CDreamer profile image
12 Replies

Evening guys, hope this finds you AF free.

As many of you know, I have had AF for some 10+'years, had 2 ablations and many, many episodes lasting from a few seconds to many days. Several were serious enough to mean hospital admissions, but most I have been able to sit out at home.

Sometimes my AF had triggers, other times I could not correlate with any food, drink or a activity. Some episodes I knew were Vagal related, others not. There was absolutely no consistency.

Anyway, after some 2+years my AF returned last September and my GP called paramedics as I was in fast AF (HR 170+) for some hours and she wanted me monitored. I didn't want to go to hospital so with Paramedic supervision we tried all the usual vagal maneuvers, with no success. (I cannot take any anti-arrythmics, beta-blockers or calcium channel blockers).

Then the paramedics suggested a new one on me - lying supine on the floor in a relaxed attitude whilst they took one ankle each and keeping my legs straight, they lifted my legs quickly - until 90 degrees to my torso ( I am quite supple and don't have tight hamstrings - if you try this be very sure you only go as far as you are comfortable!).

Anyway it didn't seem to work so I reluctantly walked out to the ambulance and whilst they hooked me up to monitors I provaricated about going to A&E. Soon after they hooked me up my HR started to come down so they were persuaded - with tea and biscuits - to wait for another 10 mins to see if I reverted into NSR and I did! So I returned to bed, it was after midnight, and they went out their way to their next emergency. I had another episode in October, nothing since until yesterday when the familiar thumping started - this time at 8.45am. The episode lasted about 2 hours and I just did my breathing and listened to NSR recording and again I reverted to NSR.

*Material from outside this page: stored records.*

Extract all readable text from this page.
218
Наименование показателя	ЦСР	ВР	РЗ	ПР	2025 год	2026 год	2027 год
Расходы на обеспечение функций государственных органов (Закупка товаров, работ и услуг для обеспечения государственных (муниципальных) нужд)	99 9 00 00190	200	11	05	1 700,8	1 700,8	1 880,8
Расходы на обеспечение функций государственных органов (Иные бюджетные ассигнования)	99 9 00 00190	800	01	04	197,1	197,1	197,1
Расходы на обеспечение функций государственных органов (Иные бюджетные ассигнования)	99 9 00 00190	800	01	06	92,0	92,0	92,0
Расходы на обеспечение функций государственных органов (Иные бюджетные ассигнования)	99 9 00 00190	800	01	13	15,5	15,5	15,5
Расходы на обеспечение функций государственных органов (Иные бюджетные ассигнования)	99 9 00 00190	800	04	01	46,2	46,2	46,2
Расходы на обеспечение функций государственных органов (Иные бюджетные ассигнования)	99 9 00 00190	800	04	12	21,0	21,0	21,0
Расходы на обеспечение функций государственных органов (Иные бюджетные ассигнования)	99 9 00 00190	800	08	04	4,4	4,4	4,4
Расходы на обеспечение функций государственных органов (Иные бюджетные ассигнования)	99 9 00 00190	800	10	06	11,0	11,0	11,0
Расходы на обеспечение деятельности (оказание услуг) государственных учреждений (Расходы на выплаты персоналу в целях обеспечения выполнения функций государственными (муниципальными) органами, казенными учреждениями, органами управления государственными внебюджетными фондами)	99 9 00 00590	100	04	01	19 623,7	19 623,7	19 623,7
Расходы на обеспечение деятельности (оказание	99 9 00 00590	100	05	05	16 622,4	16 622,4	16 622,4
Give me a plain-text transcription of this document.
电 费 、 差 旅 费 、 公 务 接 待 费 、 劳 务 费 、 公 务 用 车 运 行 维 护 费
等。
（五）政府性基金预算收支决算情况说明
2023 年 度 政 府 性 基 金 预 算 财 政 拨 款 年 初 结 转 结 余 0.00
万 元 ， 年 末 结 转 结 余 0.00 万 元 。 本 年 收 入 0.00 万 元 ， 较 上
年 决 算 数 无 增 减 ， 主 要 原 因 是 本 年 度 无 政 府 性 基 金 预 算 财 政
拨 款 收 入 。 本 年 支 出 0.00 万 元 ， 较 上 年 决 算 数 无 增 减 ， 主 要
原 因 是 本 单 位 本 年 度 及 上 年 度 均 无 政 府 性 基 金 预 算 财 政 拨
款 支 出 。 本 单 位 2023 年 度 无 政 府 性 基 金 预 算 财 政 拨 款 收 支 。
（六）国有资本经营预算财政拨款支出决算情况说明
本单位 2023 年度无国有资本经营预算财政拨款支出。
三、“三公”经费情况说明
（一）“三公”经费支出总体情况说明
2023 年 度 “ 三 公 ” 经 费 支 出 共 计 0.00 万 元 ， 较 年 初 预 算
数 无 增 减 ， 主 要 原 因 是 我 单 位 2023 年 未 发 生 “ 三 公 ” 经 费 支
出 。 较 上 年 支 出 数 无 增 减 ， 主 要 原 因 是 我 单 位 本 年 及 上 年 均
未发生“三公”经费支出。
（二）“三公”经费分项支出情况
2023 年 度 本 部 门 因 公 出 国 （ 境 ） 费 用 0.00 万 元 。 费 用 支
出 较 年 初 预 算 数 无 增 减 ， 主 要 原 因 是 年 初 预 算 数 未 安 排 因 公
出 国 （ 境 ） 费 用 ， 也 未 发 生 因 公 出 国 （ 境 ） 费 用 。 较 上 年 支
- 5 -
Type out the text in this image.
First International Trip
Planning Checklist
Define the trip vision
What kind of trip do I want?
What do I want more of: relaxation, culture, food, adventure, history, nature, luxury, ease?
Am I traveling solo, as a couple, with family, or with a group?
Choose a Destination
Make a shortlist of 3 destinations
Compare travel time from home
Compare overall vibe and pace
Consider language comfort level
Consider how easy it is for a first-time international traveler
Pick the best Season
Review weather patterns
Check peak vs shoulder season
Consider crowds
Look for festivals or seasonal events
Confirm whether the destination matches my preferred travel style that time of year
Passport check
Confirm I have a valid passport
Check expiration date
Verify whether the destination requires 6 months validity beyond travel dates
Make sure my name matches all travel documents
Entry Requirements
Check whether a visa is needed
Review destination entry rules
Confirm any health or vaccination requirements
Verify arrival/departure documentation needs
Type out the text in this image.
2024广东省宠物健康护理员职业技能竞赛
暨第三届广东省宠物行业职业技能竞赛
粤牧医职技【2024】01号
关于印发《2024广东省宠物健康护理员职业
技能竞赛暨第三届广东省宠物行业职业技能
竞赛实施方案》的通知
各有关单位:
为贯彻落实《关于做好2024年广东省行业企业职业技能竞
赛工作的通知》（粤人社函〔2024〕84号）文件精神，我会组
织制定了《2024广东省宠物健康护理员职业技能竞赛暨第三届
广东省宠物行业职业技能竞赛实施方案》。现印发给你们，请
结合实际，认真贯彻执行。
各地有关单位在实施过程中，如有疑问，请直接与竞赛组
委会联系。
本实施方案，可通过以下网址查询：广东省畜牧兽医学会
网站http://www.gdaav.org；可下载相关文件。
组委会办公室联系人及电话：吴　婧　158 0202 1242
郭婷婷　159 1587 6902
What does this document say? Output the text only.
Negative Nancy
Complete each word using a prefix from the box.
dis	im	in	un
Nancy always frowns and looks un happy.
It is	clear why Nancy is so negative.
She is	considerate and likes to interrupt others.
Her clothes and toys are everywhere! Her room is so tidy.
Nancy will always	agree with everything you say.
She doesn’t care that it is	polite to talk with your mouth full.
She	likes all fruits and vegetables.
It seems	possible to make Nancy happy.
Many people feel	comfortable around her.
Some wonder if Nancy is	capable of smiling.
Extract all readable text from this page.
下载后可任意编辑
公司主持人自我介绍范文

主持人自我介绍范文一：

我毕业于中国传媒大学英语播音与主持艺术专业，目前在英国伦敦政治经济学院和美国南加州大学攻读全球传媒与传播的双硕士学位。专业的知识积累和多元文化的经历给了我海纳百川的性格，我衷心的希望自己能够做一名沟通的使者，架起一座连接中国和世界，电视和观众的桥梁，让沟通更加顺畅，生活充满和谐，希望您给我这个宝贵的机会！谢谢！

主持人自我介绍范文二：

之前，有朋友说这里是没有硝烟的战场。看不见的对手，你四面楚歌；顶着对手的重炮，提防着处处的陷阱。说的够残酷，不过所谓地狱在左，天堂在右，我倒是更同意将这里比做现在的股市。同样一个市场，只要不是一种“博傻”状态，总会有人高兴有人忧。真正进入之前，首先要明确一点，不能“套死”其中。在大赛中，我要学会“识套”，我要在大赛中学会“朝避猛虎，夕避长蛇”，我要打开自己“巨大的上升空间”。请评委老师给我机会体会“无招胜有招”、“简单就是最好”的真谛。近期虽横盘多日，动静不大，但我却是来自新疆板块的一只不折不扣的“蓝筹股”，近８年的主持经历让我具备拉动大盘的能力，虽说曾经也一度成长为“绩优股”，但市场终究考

Today I was very busy, I knew I had overdone things and sure enough at about 4.30pm I was back in AF. This time Hubbie was home so I asked him to do the lift the legs - I reverted to NSR after about 10 mins. I rested for 30 mins and then thought I was OK - went into the kitchen and started cooking and straight back into AF - this time more symptomatic and higher HR. Back on the floor - another lift legs maneuver and back into NSR.

Now sitting with legs up and not moving for rest of evening!

Anyway - enforced relaxation means I have been reading everything I can about Vagus Nerve and recently received an email about Breath of Life Conference in London, May 13-15, 2017 - Rollin McCraty, PhD, presenting Heart-Brain Dynamics and I noticed that one of the speakers is Dr Stephen Purgess - Polyvagal Theory. Following links I then found a mention to this - HEAL YOUR VAGUS NERVE, HEAL YOURSELF: A Guide to Enhancing Vagus Nerve - copy found on Amazon and available for £2.50 as a Kindle download. Although there was nothing new to me here - I would strongly recommend this book for anyone curious to have a basic understanding of vagus nerve, the connections to brain, Autonomic system, digestive system, autoimmune diseases and anxiety. A very easy to understand good read if you want a basic understanding.

After a second successful ablation in 2014 I developed sudden onset symptoms of a quite rare autoimmune neuro-muscular disease and CFS. I also had known autonomic dysfunctions, several episodes documented whilst in hospital

I have always had the idea that all these conditions shared a link and was encouraged when I found others with similar experiences. This little book clearly demonstrates that I maybe on the right track! Yeah!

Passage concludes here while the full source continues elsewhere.